Está claro que es una cinta pensada para el público promedio actual:
descerebrado, carente de intereses humanos más allá de su Smartphone y furioso
devorador de pochoclos, sin los cuales ni se acercaría a menos de 15 kilómetros
de una sala de cine. Nuestros cyberlectores, quienes sabemos están muy por
encima de tales mediocridades, sabrán perdonarnos nuestra aparente “pedantería”
intelectual, pero ocurre que indigna saber que inmundicias como esta llenan las
salas y joyitas como Judy apenas si salvan las papas.
Cuando menos, en este caso particular nos consuela el hecho de que Michael Bay
jamás, pero absolutamente jamás, ha sabido rodar otra cosa que porquerías a
puro efecto digital y carentes de alma o sustancia. Armagedón, esa ya lejana
imbecilidad que siquiera sirvió para introducir una bella balada de Aerosmith, fue un cabal adelanto de lo
único que Bay sabía y podía hacer. Hoy nada ha cambiado, sólo que el pseudodirector lo incrementa todo con
dosis intragables de acción agotadora, toda clase de parafernalia visual y una
total carencia de lógica. Como habrán advertido, por otra parte, ni nos
molestamos en mencionar a sus protagonistas: es innecesario, puesto que aquí
nadie actúa, apenas dan lástima.

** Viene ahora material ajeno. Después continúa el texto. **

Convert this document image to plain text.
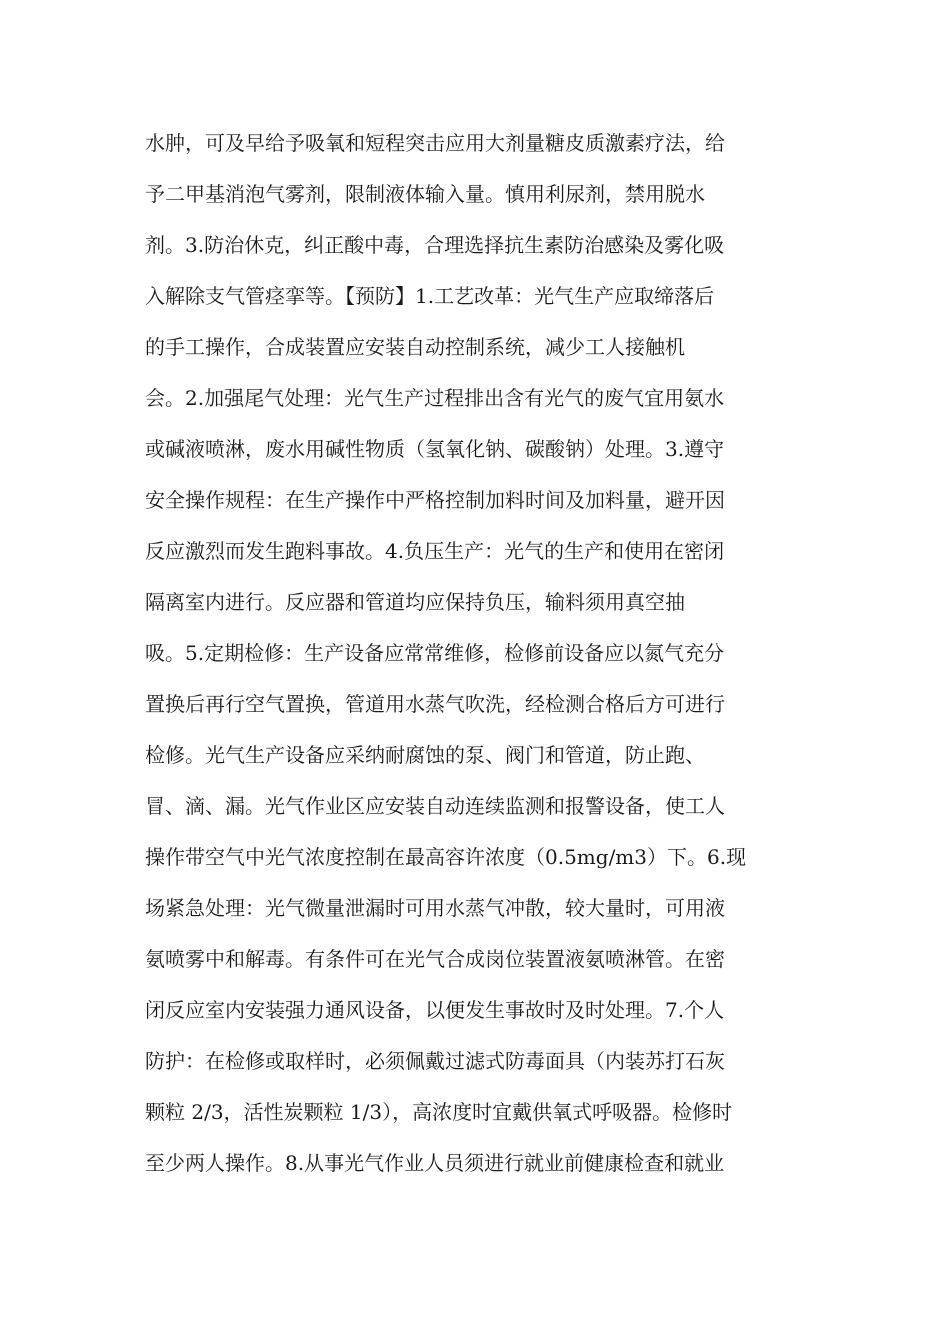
水肿，可及早给予吸氧和短程突击应用大剂量糖皮质激素疗法，给
予二甲基消泡气雾剂，限制液体输入量。慎用利尿剂，禁用脱水
剂。3.防治休克，纠正酸中毒，合理选择抗生素防治感染及雾化吸
入解除支气管痉挛等。【预防】1.工艺改革：光气生产应取缔落后
的手工操作，合成装置应安装自动控制系统，减少工人接触机
会。2.加强尾气处理：光气生产过程排出含有光气的废气宜用氨水
或碱液喷淋，废水用碱性物质（氢氧化钠、碳酸钠）处理。3.遵守
安全操作规程：在生产操作中严格控制加料时间及加料量，避开因
反应激烈而发生跑料事故。4.负压生产：光气的生产和使用在密闭
隔离室内进行。反应器和管道均应保持负压，输料须用真空抽
吸。5.定期检修：生产设备应常常维修，检修前设备应以氮气充分
置换后再行空气置换，管道用水蒸气吹洗，经检测合格后方可进行
检修。光气生产设备应采纳耐腐蚀的泵、阀门和管道，防止跑、
冒、滴、漏。光气作业区应安装自动连续监测和报警设备，使工人
操作带空气中光气浓度控制在最高容许浓度（0.5mg/m3）下。6.现
场紧急处理：光气微量泄漏时可用水蒸气冲散，较大量时，可用液
氨喷雾中和解毒。有条件可在光气合成岗位装置液氨喷淋管。在密
闭反应室内安装强力通风设备，以便发生事故时及时处理。7.个人
防护：在检修或取样时，必须佩戴过滤式防毒面具（内装苏打石灰
颗粒 2/3，活性炭颗粒 1/3），高浓度时宜戴供氧式呼吸器。检修时
至少两人操作。8.从事光气作业人员须进行就业前健康检查和就业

Su presunta estrella principal, ciertamente,
debería seguir interpretando a Deadpool —siempre que Disney lo
deje— ya que la rojiza máscara que se ve obligado a llevar bien puede hacernos
creer que sabe actuar. En fin, qué pena…, la idea de base daba para más, pero
cuando Michael Bay está detrás de algo hay que huir de ello como de la peste
misma. Evítenla.-
Ahora
toca el turno de Joker (2019) (Buena ★★★), de Todd Philips, la que está recién
llegadita a la web. Pues bien, seremos claros y concisos. Es un buen filme,
ciertamente logra un par de excelentes secuencias, está muy bien actuado, pero
fuera de todo eso no se entiende para qué cuernos lo rodaron. O mejor dicho,
con qué objeto se excusa su existencia. Un filme, una película, es —sin
importar su género— una mirada artística (y a la vez comercial, esa es la magia
del séptimo arte) sobre un fenómeno
particular y temporal tomado de la totalidad de la experiencia humana.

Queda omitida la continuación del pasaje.